Poison Scandal Rocks Georgian Church As Priest Arrested For Assassination Attempt On Patriarch's Aide

A priest has been accused of trying to poison the Georgian Orthodox Patriarch's personal secretary.

Archpriest Giorgi Mamaladze was arrested trying to carry cyanide into Berlin where his superior Patriarch Ilia II was undergoing medical treatment, prosecutors said in a report on Thursday.

The target was Shorena Tetruashvili, the Patriarch's secretary, the report claimed, according to RFERL. She was there helping Patriach Ilia recover from gall bladder surgery on February 13.

Mamaladze was arrested on February 10 at Tbilisi International Airport with cyanide in his luggage. Prosecutors allege that he believed his path to power within the Church would be clear without Tetruashvili.

Key witness Irakli Mamaladze alleges he was contacted by the cleric asking for potassium cyanide in exchange for a 'good' work position.

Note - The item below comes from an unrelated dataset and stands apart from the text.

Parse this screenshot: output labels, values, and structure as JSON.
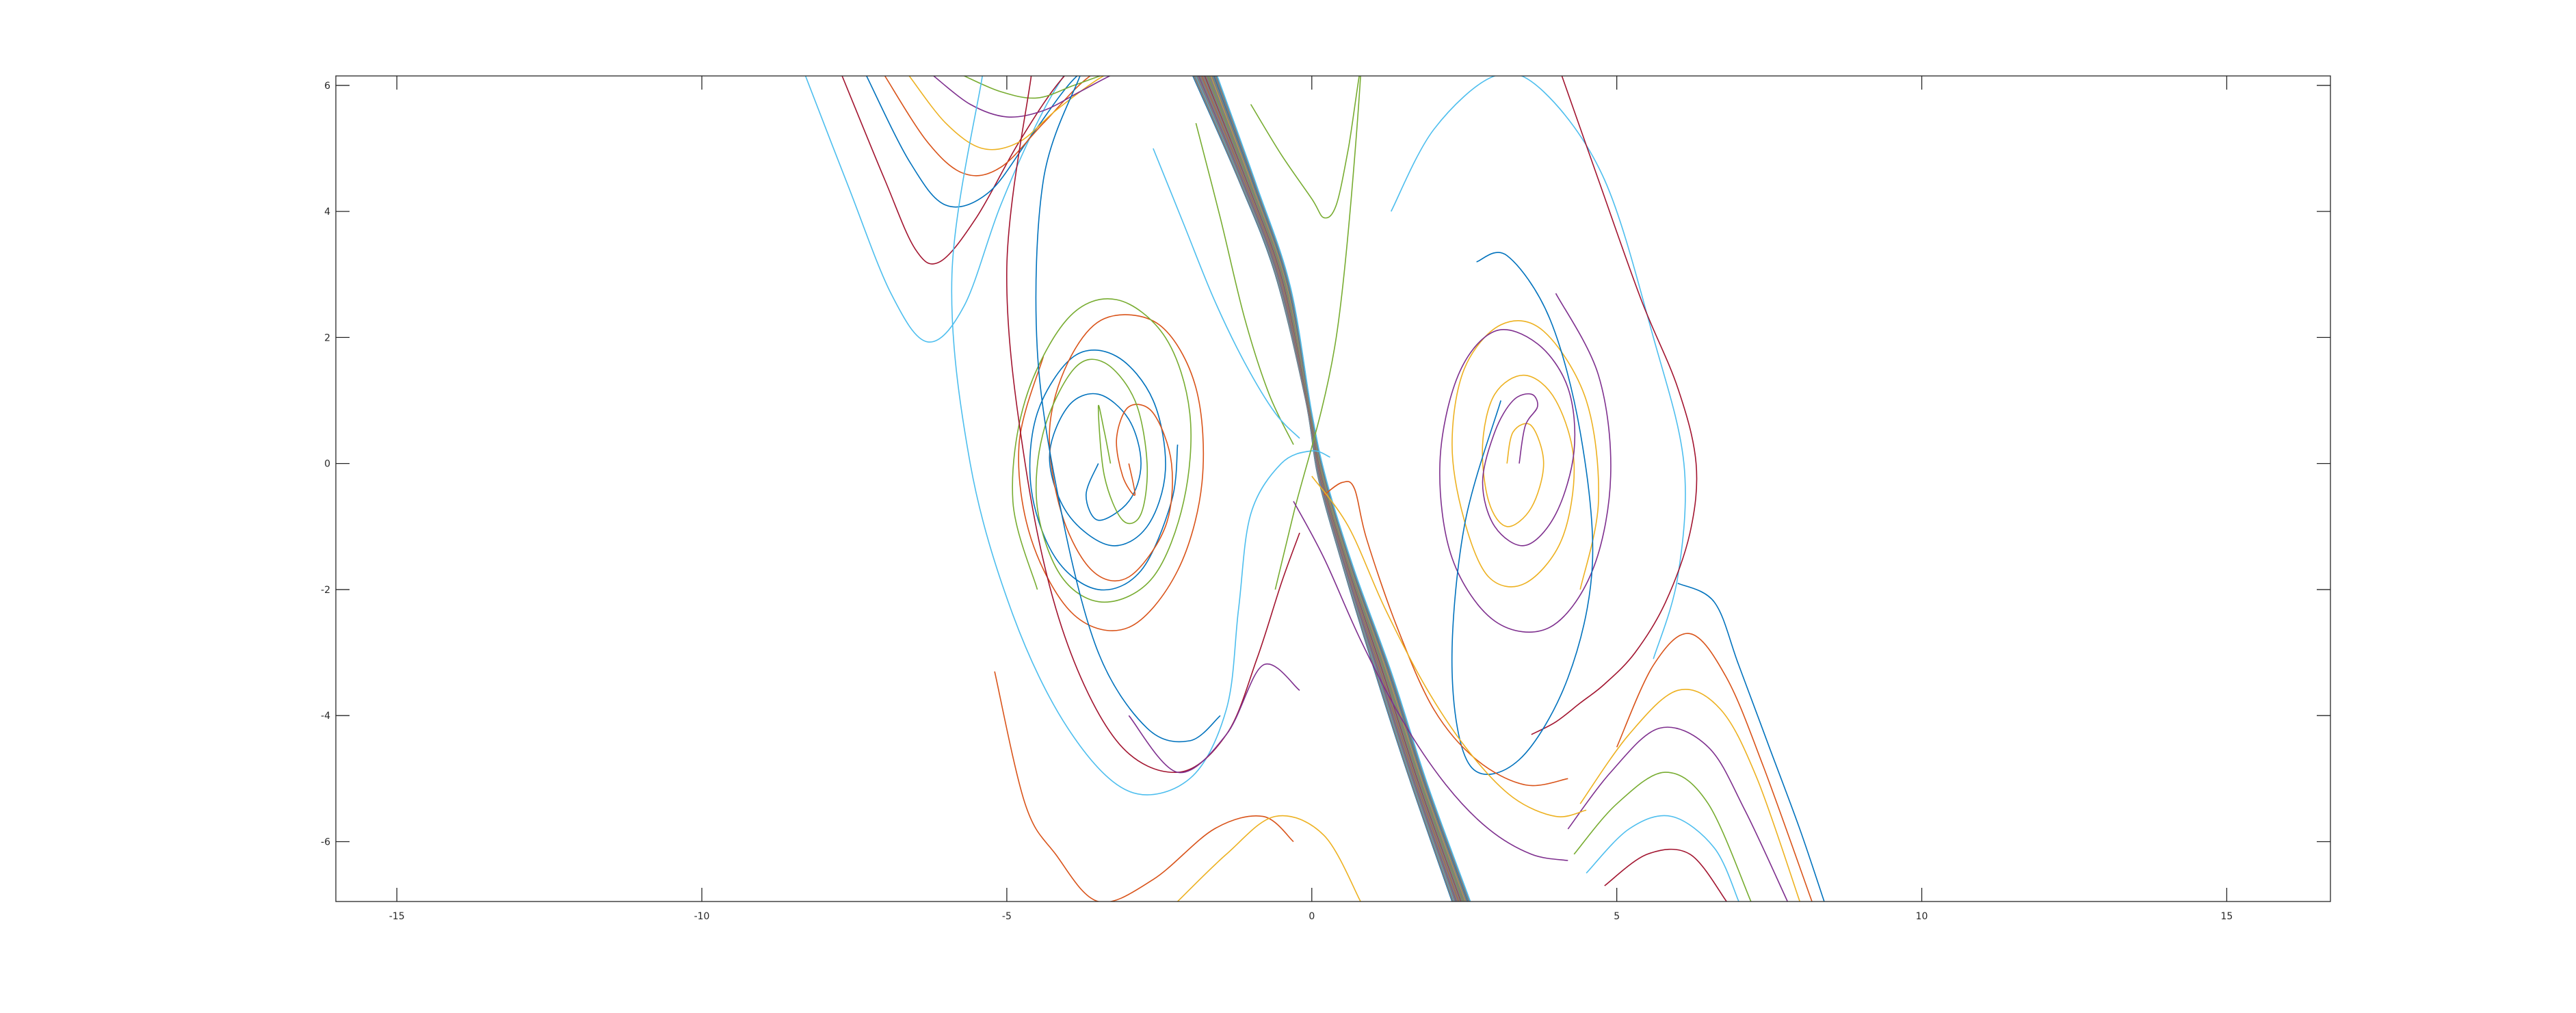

Despite sharing a name the two Georgian men are not thought to be related.

Irakli notified authorities after being contacted by the archpriest and went on to secretly record the pair's meetings.

In the end Irakli never sold Mamaladze the poison, the prosecutors report claimed, as he was in a rush and found it elsewhere.

'Audio and video recordings confirmed that Giorgi Mamaladze intended to buy cyanide and use it against a human being,' the Prosecutor's Office said.

It added Mamaladze failed to provide 'credible answers' to 'significant' questions and some things he said were in 'direct contradiction' with the evidence.

But Mamaladze's lawyers denied the allegations saying the case against him has been fabricated.

'The Prosecutor's Office has no evidence on buying cyanide by Giorgi Mamaladze or who the seller was,' his lawyer Giorgi Pantsulaia told Interpress news. 'This information is the maximum the agency can reach and it has fabricated the recordings as it wanted.'

Mamaladze is director general of the Georgian Patriarchate's St Joachim and Ana Medical Centre, and also serves as deputy head of the Patriarchate's property management service.

He has been formally charged with attempted murder and has pleaded not guilty.

If convicted Mamaldze faces a prison sentence of between seven and 15 years.

The Georgian Orthodox Church counts around 80 per cent of the country's 4.5 million population among its members and is notably conservative. It withdrew from the Pan-Orthodox Council last year because it believed the preparatory documents gave too much away to non-Orthodox Churches, later repudiating the Council and its decisions.

Patriarch Ilia has led the Church since 1977 and is credited with overseeing a major revival after Georgian regained its independence after the collapse of the former Soviet Union. He has suffered ill-health recently.